LQTS mosaicism implicated in recurrent miscarriage
Maternal mosaicism for lethal long-QT syndrome mutations is a previously
unrecognized cause of recurrent late-term fetal loss.
Source: Circulation 2004; 109: 3029-34
Posted: 24 June 2004
US clinicians have reported the case of a woman in whom recurrent third-trimester
fetal loss is attributed to maternal mosaicism for long-QT syndrome (LQTS), in a
communication that has important implications for genetic counseling.
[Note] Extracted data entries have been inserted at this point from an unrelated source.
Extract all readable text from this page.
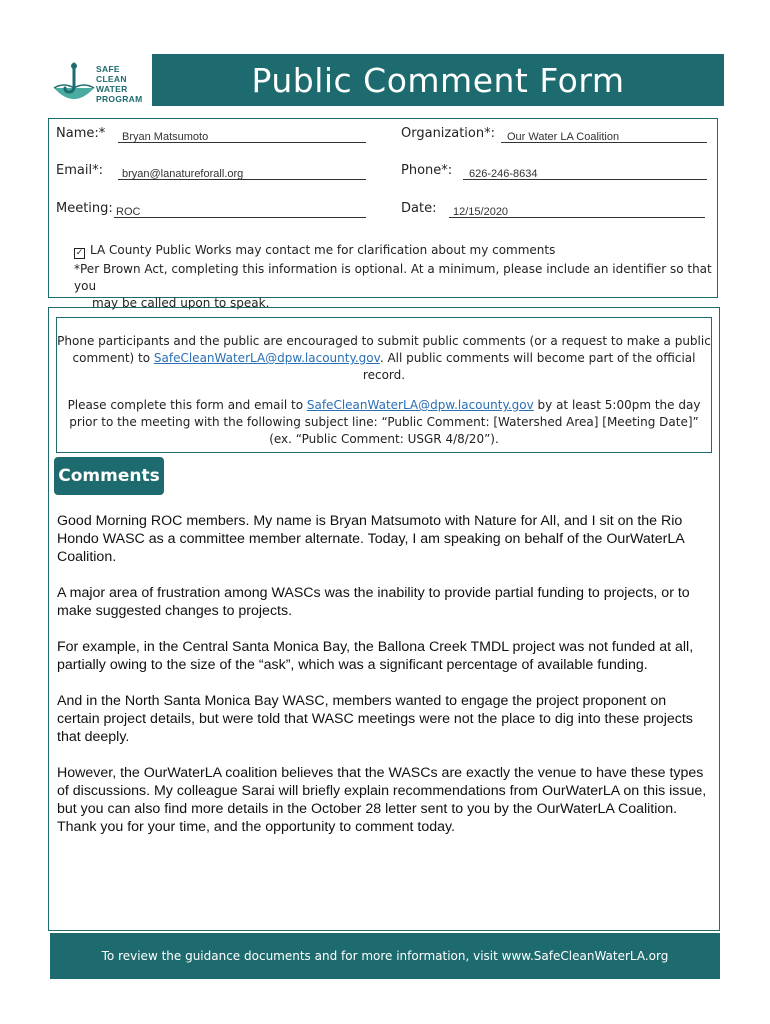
SAFE
CLEAN
WATER
PROGRAM	Public Comment Form
Name:* Bryan Matsumoto	Organization*: Our Water LA Coalition
Email*: bryan@lanatureforall.org	Phone*: 626-246-8634
Meeting: ROC	Date: 12/15/2020
✓ LA County Public Works may contact me for clarification about my comments
*Per Brown Act, completing this information is optional. At a minimum, please include an identifier so that you
may be called upon to speak.

Phone participants and the public are encouraged to submit public comments (or a request to make a public comment) to SafeCleanWaterLA@dpw.lacounty.gov. All public comments will become part of the official record.

Please complete this form and email to SafeCleanWaterLA@dpw.lacounty.gov by at least 5:00pm the day prior to the meeting with the following subject line: “Public Comment: [Watershed Area] [Meeting Date]”
(ex. “Public Comment: USGR 4/8/20”).

Comments

Good Morning ROC members. My name is Bryan Matsumoto with Nature for All, and I sit on the Rio Hondo WASC as a committee member alternate. Today, I am speaking on behalf of the OurWaterLA Coalition.

A major area of frustration among WASCs was the inability to provide partial funding to projects, or to make suggested changes to projects.

For example, in the Central Santa Monica Bay, the Ballona Creek TMDL project was not funded at all, partially owing to the size of the “ask”, which was a significant percentage of available funding.

And in the North Santa Monica Bay WASC, members wanted to engage the project proponent on certain project details, but were told that WASC meetings were not the place to dig into these projects that deeply.

However, the OurWaterLA coalition believes that the WASCs are exactly the venue to have these types of discussions. My colleague Sarai will briefly explain recommendations from OurWaterLA on this issue, but you can also find more details in the October 28 letter sent to you by the OurWaterLA Coalition. Thank you for your time, and the opportunity to comment today.

To review the guidance documents and for more information, visit www.SafeCleanWaterLA.org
LQTS has been recently recognized as a cause of sudden infant death syndrome but
has not been previously linked to late-term fetal loss. Dominant mutations
underlying LQTS are often assumed to have arisen de novo, while the possibility
of genetic mosaicism is rarely explored.
Tod Miller (University of Miami School of Medicine, Florida, USA) and colleagues
describe the case of a woman who experienced late-term fetal loss (7 months) or
near loss in three successive pregnancies. Each fetus showed evidence of cardiac
decompensation, with the single surviving infant exhibiting LQTS and ventricular
tachycardia.
Genetic analysis of the surviving infant revealed a heterozygous mutation in the
cardiac sodium channel, SCN5A, that has been previously associated with LQTS. At
first look, the mutation was not detected in the mother but closer analysis
found it in up to 10 percent of her cells. Cord blood from the third fetus also
harbored the mutation.
"The distinction between de novo mutation and parental germ-line mosaicism is
critical because mosaicism confers a considerably higher risk of disease
recurrence in subsequent pregnancies," Miller et al warn.